Will High Oil Costs In The Coming Years Prove Boeing’s 787 Dreamliner Development Wise?

If you have not flown on a Boeing 787 Dreamliner, you are missing out, it lives up to its name. If you are a business traveler and get the chance – take it. And always check you might find there is an airline flying that route that will seat you in one of these magnificent aircraft. Okay business traveler, let’s talk shall we?

You see, not all is going perfect in the airline industry, so there may be fewer 787 aircraft flying off the shelves for now, but those fuel prices are not coming down anytime soon. Now then, recently Qantas Airlines cancelled its orders for Boeing 787s which amounts to about $5 Billion in lost revenue (at the retail stated price, perhaps 30 to 40% more than actual?). This is unfortunate, and the blame is both with Boeing and Qantas; Boeing due to delays in development, testing, and those darn fuselage fasteners – Qantas due to misjudging its growth strategy with regards to global economics and its unwise purchases of the faulty A380s. Regardless of fault this is problematic for Boeing, as it isn’t the first cancellation of a 787 Dreamliners, just the largest one to date.

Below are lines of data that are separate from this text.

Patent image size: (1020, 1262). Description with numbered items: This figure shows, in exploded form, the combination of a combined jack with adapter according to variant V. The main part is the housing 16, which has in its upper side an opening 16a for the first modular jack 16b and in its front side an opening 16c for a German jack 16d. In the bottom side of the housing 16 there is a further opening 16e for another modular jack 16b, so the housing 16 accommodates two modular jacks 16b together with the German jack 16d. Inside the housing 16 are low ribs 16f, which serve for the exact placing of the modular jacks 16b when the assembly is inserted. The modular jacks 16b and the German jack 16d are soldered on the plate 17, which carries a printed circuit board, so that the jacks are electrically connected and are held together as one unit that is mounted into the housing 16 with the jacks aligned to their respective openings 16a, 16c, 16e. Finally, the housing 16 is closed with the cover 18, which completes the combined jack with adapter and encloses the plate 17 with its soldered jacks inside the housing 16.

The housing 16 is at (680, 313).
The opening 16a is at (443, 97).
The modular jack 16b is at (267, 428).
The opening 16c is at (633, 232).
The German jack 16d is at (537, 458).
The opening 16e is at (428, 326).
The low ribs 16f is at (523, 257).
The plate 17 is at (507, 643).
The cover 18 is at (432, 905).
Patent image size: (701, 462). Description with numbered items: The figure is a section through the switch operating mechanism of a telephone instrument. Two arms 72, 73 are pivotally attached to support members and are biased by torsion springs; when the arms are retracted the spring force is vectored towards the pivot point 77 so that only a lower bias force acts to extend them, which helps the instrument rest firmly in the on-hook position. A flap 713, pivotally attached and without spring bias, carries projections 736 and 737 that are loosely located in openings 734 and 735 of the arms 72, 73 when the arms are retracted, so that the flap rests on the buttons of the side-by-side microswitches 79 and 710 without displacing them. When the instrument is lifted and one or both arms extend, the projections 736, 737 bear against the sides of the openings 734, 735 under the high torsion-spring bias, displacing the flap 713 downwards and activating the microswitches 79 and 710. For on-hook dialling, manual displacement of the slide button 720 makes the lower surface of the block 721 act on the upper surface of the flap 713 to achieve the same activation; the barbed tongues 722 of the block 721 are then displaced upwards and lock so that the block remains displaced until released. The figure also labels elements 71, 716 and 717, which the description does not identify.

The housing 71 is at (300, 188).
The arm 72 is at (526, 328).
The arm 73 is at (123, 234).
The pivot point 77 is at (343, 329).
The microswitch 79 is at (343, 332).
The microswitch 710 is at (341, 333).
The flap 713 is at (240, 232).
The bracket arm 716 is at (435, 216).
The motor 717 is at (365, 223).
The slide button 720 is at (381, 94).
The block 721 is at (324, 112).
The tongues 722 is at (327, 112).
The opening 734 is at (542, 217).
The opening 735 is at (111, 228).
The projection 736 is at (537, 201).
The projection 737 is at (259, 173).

Those who have the airliner say it is far superior in every way, but very costly too, so the money saved in fuel, considering the higher-price tag becomes a business decision dilemma, however if oil barrel prices remain high, which there is a good chance they will, the program will be a great strategy putting Boeing far ahead of the competition. Boeing has placed order for 1000 of the new 787 aircraft (270 or so have been cancelled), and perhaps needs to sell and deliver about 1745 by estimates to make it a profitable plane. That shouldn’t be too awfully hard and Boeing analysts figure they will sell some 2700 at the turn of 2030.

The competing strategy by Airbus with the A350 seems to be flying nowhere fast, and already has severe challenges with development. The Boeing 787 is meeting or exceeding its 20% increase in fuel efficiency report those airlines which have them already in operations, and we shall see if the aircraft meets the goals of being 30-35% cheaper to maintain, but chances are it will. There are also costs associated with training maintenance personnel on a whole new aircraft, and although the major components are similar, it is a fully composite aircraft, so everything is new in that regard.

There was a decent article on all this in the Wall Street Journal on 8-24-2012 titled; “Boeing 787 Profit Plan Strained by Order Cuts,” by Jon Ostrower which reiterated some of what I have discussed above here and one shouldn’t be surprised with the cancellations or “order cuts” because we are in a global slowdown in all major markets – Japan, EU, China, US, and Australia is challenged to keep up while India, Russia, Brazil, have all gone flat, zero-GDP growth right now.

So, yes the Dreamliner is a cut above and a drastic improvement considering all the advances in jet airliners since the 1970s, but that technology costs money, and that development cost is steep, so that all has to be paid back. Either way, this is one beautiful aircraft and if you are a business traveler and if I were you I’d request it for your next business trip. Indeed I hope you will please consider all this and think on it.